Officials are torn over whether the waters of the Kokemäki River can be considered safe for normal use after a large amount of nickel and other metals flowed from a Russian-owned mining facility.
After 66 metric tons of heavy metals leaked into the river earlier this month from a Norilsk Nickel plant, hundreds of dead mussels have been found on the banks of the river.
"There are still many unanswered questions, such as the suitability of the water for lathering, the edibility of the river's fish, and so on," the Left Alliance executive committee stated. "The city of Pori must not play with the health of Finnish citizens."
Now the Left Alliance executive committee for the city of Pori says it wants the city to thoroughly examine the river to make sure it is suitable for swimming.
Pori officials have already deemed the water usable, but the environmental ELY center does not recommend using the Kokemäki water.
Green League concerned
Vice president Anne Bland of the Green League said on Monday that environmental officials have too few resources at their disposal to be able to monitor the actions of industry giants.
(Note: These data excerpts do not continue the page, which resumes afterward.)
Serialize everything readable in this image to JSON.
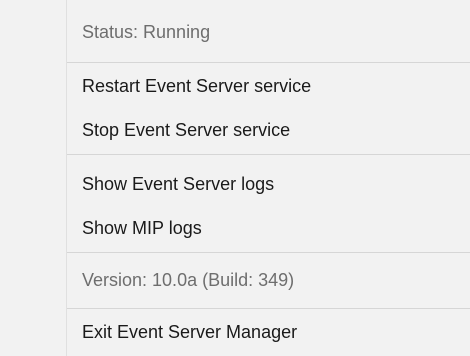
{
  "menu": {
    "status_label": "Status: Running",
    "restart_label": "Restart Event Server service",
    "stop_label": "Stop Event Server service",
    "show_event_logs_label": "Show Event Server logs",
    "show_mip_logs_label": "Show MIP logs",
    "version_label": "Version: 10.0a (Build: 349)",
    "exit_label": "Exit Event Server Manager"
  },
  "colors": {
    "background": "#f2f2f2",
    "text": "#1a1a1a",
    "disabled_text": "#6e6e6e",
    "separator": "#d6d6d6"
  }
}
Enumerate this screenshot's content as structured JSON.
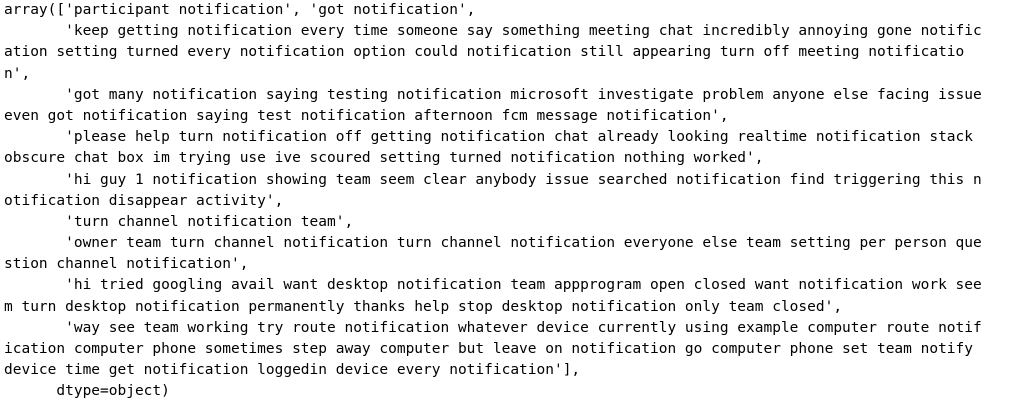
{
  "output": {
    "lines": [
      "array(['participant notification', 'got notification',",
      "       'keep getting notification every time someone say something meeting chat incredibly annoying gone notific",
      "ation setting turned every notification option could notification still appearing turn off meeting notificatio",
      "n',",
      "       'got many notification saying testing notification microsoft investigate problem anyone else facing issue",
      "even got notification saying test notification afternoon fcm message notification',",
      "       'please help turn notification off getting notification chat already looking realtime notification stack",
      "obscure chat box im trying use ive scoured setting turned notification nothing worked',",
      "       'hi guy 1 notification showing team seem clear anybody issue searched notification find triggering this n",
      "otification disappear activity',",
      "       'turn channel notification team',",
      "       'owner team turn channel notification turn channel notification everyone else team setting per person que",
      "stion channel notification',",
      "       'hi tried googling avail want desktop notification team appprogram open closed want notification work see",
      "m turn desktop notification permanently thanks help stop desktop notification only team closed',",
      "       'way see team working try route notification whatever device currently using example computer route notif",
      "ication computer phone sometimes step away computer but leave on notification go computer phone set team notify",
      "device time get notification loggedin device every notification'],",
      "      dtype=object)"
    ]
  }
}
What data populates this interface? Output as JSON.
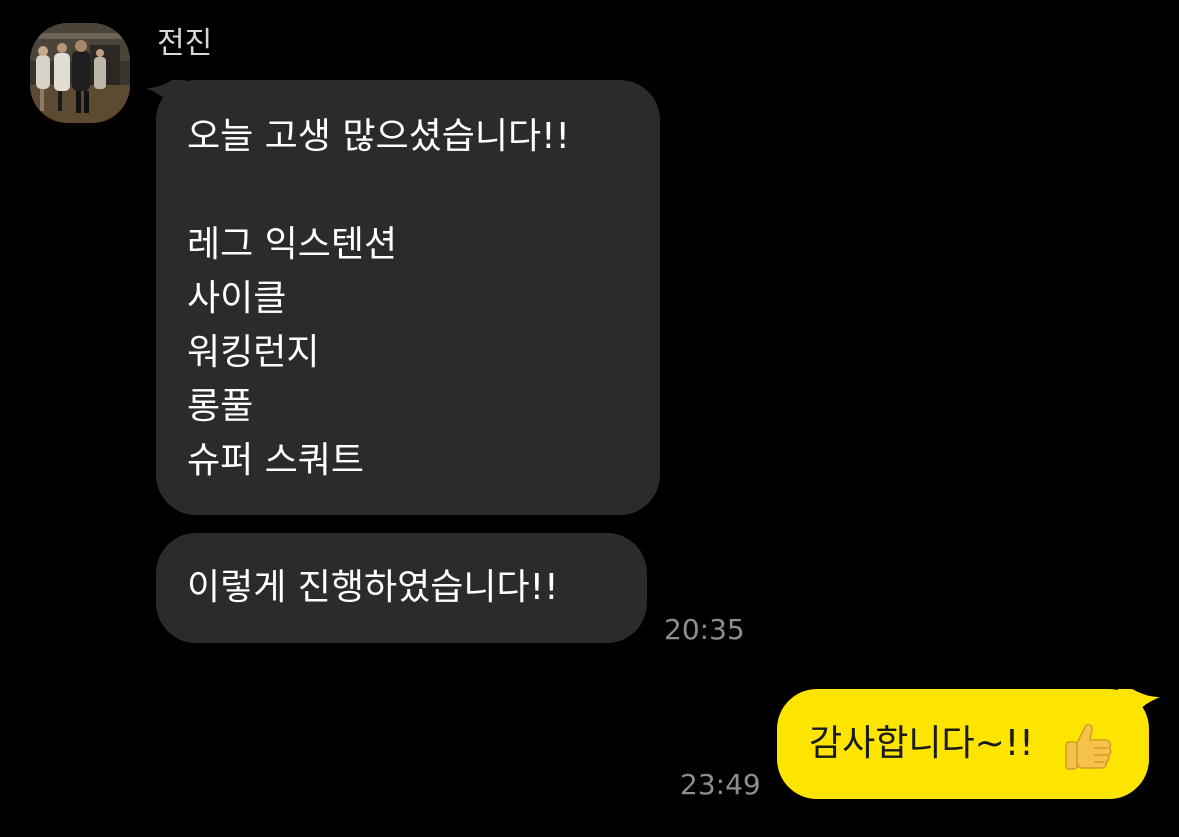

The emissions in the rivers of Kokemäki and Eura speak to this lack of supervision, Bland said.
"Funding for the supervisory ELY centers doesn't exist," she went on. "The Ministry of Employment and the Economy should decide whether to give over control of the environment to businesses and industries, or whether resources should be upped for supervisory centers and environmental committees."
Bland went on to say that the issues with the waters involved in the recent nickel leak or in the Talvivaara emissions disaster last year are not just individual cases, but that the whole country's environmental surveillance systems cause problems continually.
"Decision-making has been decentralized," she said, "resulting in a muddying of the supervisory processes. We need tools with which to relay responsibility; and Norilsk Nickel has to have a strong hand in revitalizing the river it has all but spoiled."
Metal factory acknowledges fault
Joni Hautojärvi, chief executive officer of the Harjavalta Norilsk Nickel plant, admitted that the mussel deaths in the Kokemäki River reported on Saturday are probably due to the company's actions.
Hautojärvi also promised that Norilsk Nickel will indeed pay compensation for any and all consequences of the heavy metal leak.
This story is posted on Alaska Dispatch as part of Eye on the Arctic, a collaborative partnership between public and private circumpolar media organizations.
Correction: This article originally said the volume of leaked heavy metals was 66,000 metric tons. The actual volume was 66 metric tons.